In 2012 she took part in the European Championship in Italy, finishing third after England and France. The following year she was selected for the national seven-a-side team that took part in the 2013 Summer Universiade competition in Kazan, Russia, where Italy won silver, they were beaten 10–30 in the final by Russia.

In the summer of 2013 she moved to France to play for Stade Rennais, while at the same time undertaking studies in motor sciences at the Rennes 2 University.

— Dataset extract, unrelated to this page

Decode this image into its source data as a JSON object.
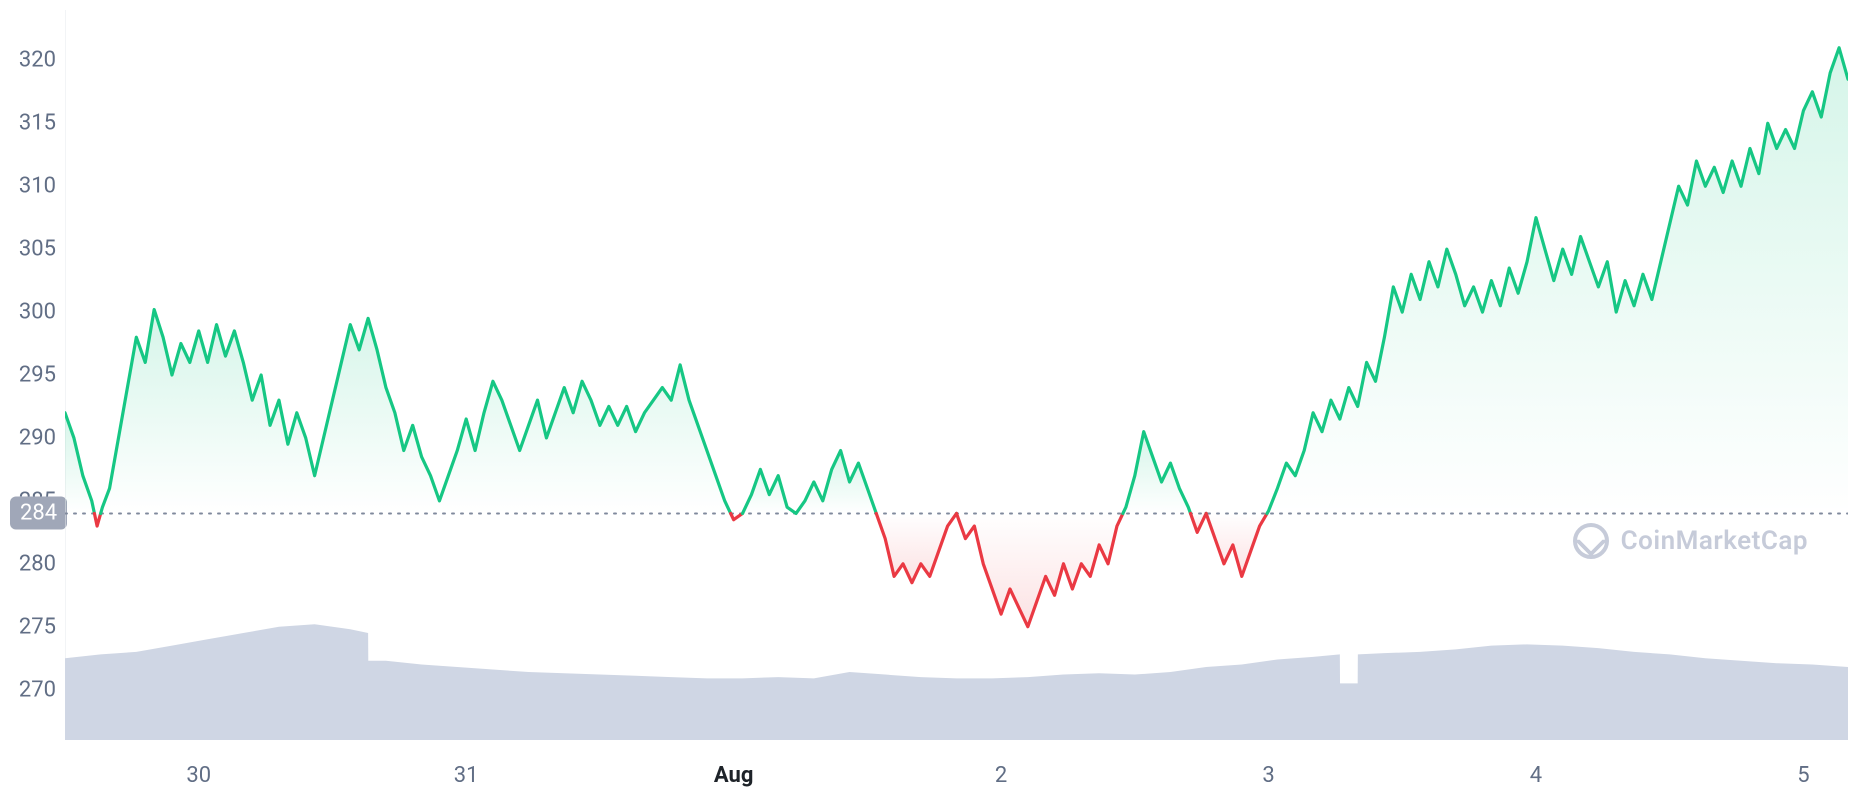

She was one of the crucial players in Italy's qualification for the 2017 Women's Rugby World Cup, they obtained four victories, two each against Wales and Scotland in the Six Nations of 2015 and 2016 (a fifth, against France in 2015, which was irrelevant for the purposes of qualification), she was one of the 28 athletes called up for the world championship in Ireland, albeit in the role of wing or centre.

In 2023 she was awarded the International Rugby Players Women's Try of the Year for her try against Ireland during the Women's Six Nations Championship.

Stefan joined English club, Sale Sharks, for the 2024–25 Premiership Women's Rugby season. She was named in Italy's squad for the 2025 Women's Six Nations Championship.

On 11 August 2025, she was named in the Italian side to the Women's Rugby World Cup in England.